1. Create an account on the exchange and deposit Bitcoin into the exchange (I recommend Binance and Bittrex exchanges)
2. Use the charting tools like Coinigy or Tradeview.com
On your exchange always put a 2 Factor Authenticator with a Google Authenticator App and SMS Authentication, so that hackers won’t able to access your account.
Now the indicators…
1. Fibonacci Retracement – Buy zone is more than 50% at least from the last retracement (sweet spot is 50% -61.8%) and ideally at magical 88%!
Traders use the Fibonacci retracement levels (or Fibs in short) as potential support and resistance areas and target for entering/exiting trades.
In order to find these Fibonacci retracement levels, you have to find the recent significant Swing Highs and Swings Lows.
So to find the SUPPORT area to BUY, start by drawing out a Fib Retracement on the DAILY chart!
1. First click: bottom of a downtrend
2. Second click: top of the uptrend
NOTE: Larger time frames (4hr, 1 Day) give better analysis but lower time frames can be used for day trades and swing trades (5 min, 15 min, 1 hr, 4hr)
2. Trendlines – Buy when the candlesticks broke through the downward trendline and sell when the candlesticks broke the upward trendline!

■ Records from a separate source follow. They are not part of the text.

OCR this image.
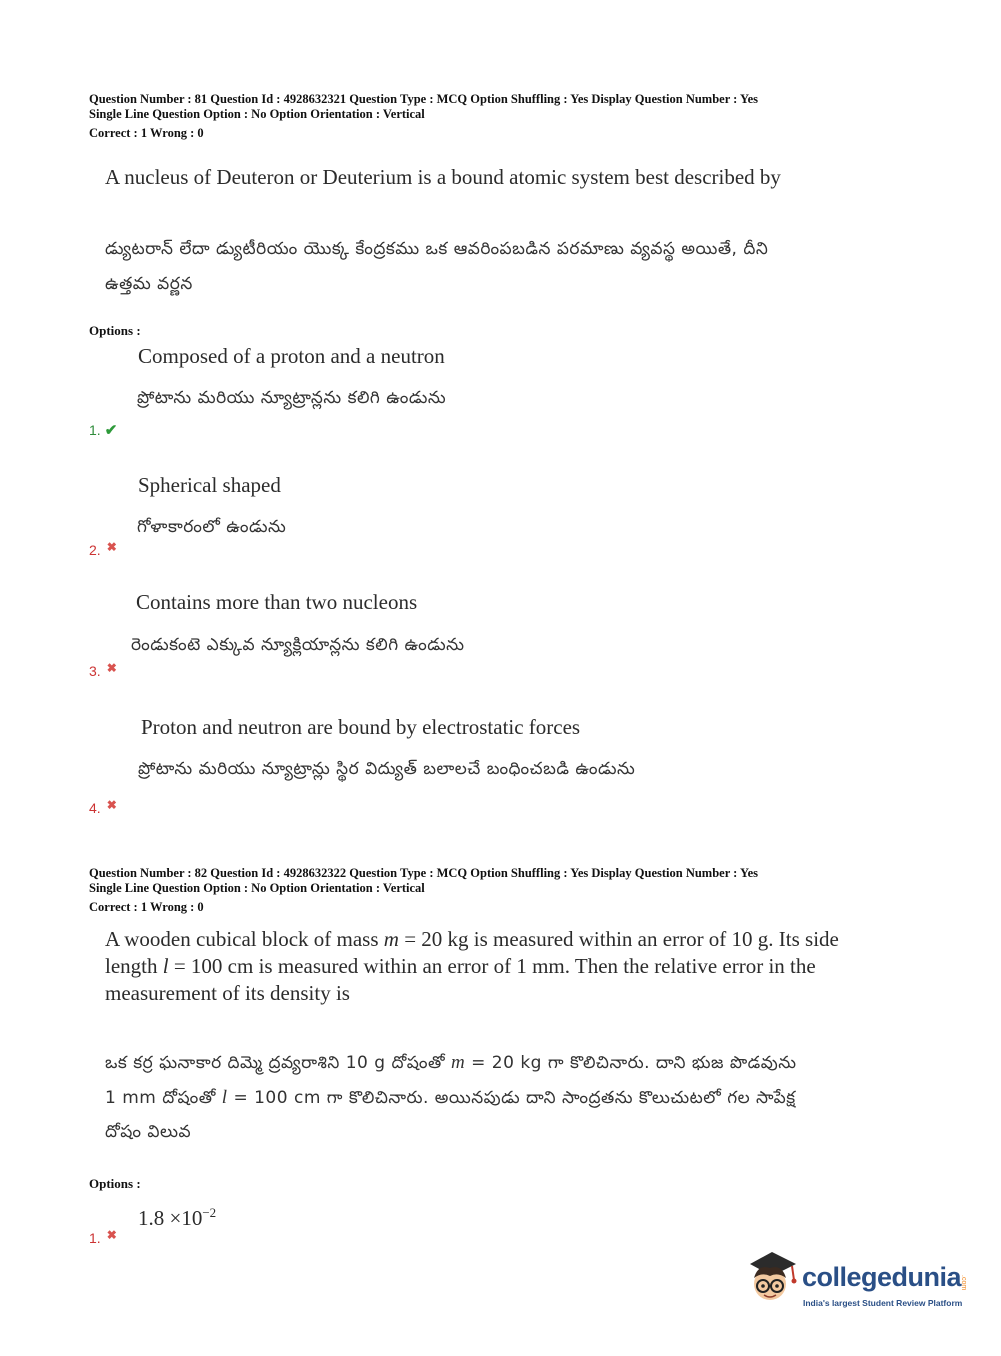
Question Number : 81 Question Id : 4928632321 Question Type : MCQ Option Shuffling : Yes Display Question Number : Yes
Single Line Question Option : No Option Orientation : Vertical
Correct : 1 Wrong : 0
A nucleus of Deuteron or Deuterium is a bound atomic system best described by
డ్యుటరాన్ లేదా డ్యుటీరియం యొక్క కేంద్రకము ఒక ఆవరింపబడిన పరమాణు వ్యవస్థ అయితే, దీని
ఉత్తమ వర్ణన
Options :
Composed of a proton and a neutron
ప్రోటాను మరియు న్యూట్రాన్లను కలిగి ఉండును
1. ✔
Spherical shaped
గోళాకారంలో ఉండును
2. ✖
Contains more than two nucleons
రెండుకంటె ఎక్కువ న్యూక్లియాన్లను కలిగి ఉండును
3. ✖
Proton and neutron are bound by electrostatic forces
ప్రోటాను మరియు న్యూట్రాన్లు స్థిర విద్యుత్ బలాలచే బంధించబడి ఉండును
4. ✖
Question Number : 82 Question Id : 4928632322 Question Type : MCQ Option Shuffling : Yes Display Question Number : Yes
Single Line Question Option : No Option Orientation : Vertical
Correct : 1 Wrong : 0
A wooden cubical block of mass m = 20 kg is measured within an error of 10 g. Its side
length l = 100 cm is measured within an error of 1 mm. Then the relative error in the
measurement of its density is
ఒక కర్ర ఘనాకార దిమ్మె ద్రవ్యరాశిని 10 g దోషంతో m = 20 kg గా కొలిచినారు. దాని భుజ పొడవును
1 mm దోషంతో l = 100 cm గా కొలిచినారు. అయినపుడు దాని సాంద్రతను కొలుచుటలో గల సాపేక్ష
దోషం విలువ
Options :
$1.8 \times 10^{-2}$
1. ✖
collegedunia
.com
India's largest Student Review Platform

- 3 touches along the trendline constitute a valid trendline, 2 touches constitute a tentative one
- Longer lines are more powerful and price will react more forcefully to breaching them
- Bigger time frames are more likely to give valid lines
- The STEEPER the trend line you draw, the less reliable it is going to be and the more likely it is that it will break.
- Like horizontal support and resistance levels, trend lines become stronger the more often they are tested.
- DO NOT EVER draw trend lines by forcing them to fit the market. If they do not fit right, then that trend line isn’t a valid one!
- Try to draw to the wicks but this isn’t a hard rule
- Don’t skip a nice trendline just because the wick of a fake out interferes
- I use the 1H, 4H, and 1D to draw my trendlines
- Keep an eye out for trend lines that were broken – when a trendline breaks down, it’s a signal to sell, when a trendline breaks up, it’s a signal to buy.
3. Bollinger Bands – When close to the bottom of the bollinger bands it’s time to buy and when close to the top it’s time to sell!
Bollinger Bands measure the volatility of cryptocurrency.
4. RSI (Relative Strength Index) – Buy when RSI is 20% -30% area and sell when RSI is in 70% – 80% area.
Relative Strength Index (RSI) is a momentum oscillator that measures the speed and change of price movements. RSI oscillates between zero and 100. RSI is considered overbought when above 70 and oversold when below 30.
5. Support And Resistance – Buy support and sell resistance!
When the market moves up and then pulls back, the highest point reached before it pulled back down is now resistance.
As the market continues up again, the lowest point reached before it started back up is no support.
In this way, resistance and support is continually formed as the market oscillates over time. The reverse is true for the downtrend.
If price adequately breaches a support level, it becomes resistance. If price adequately breaches a resistance level, it becomes support. Price will often retest prior breakout points to confirm past resistance is now support. The price will move in these zones and once it breaks above prior resistance (referred to as a breakout) it will usually come back down to that area a few times to confirm it is now support for the next move up.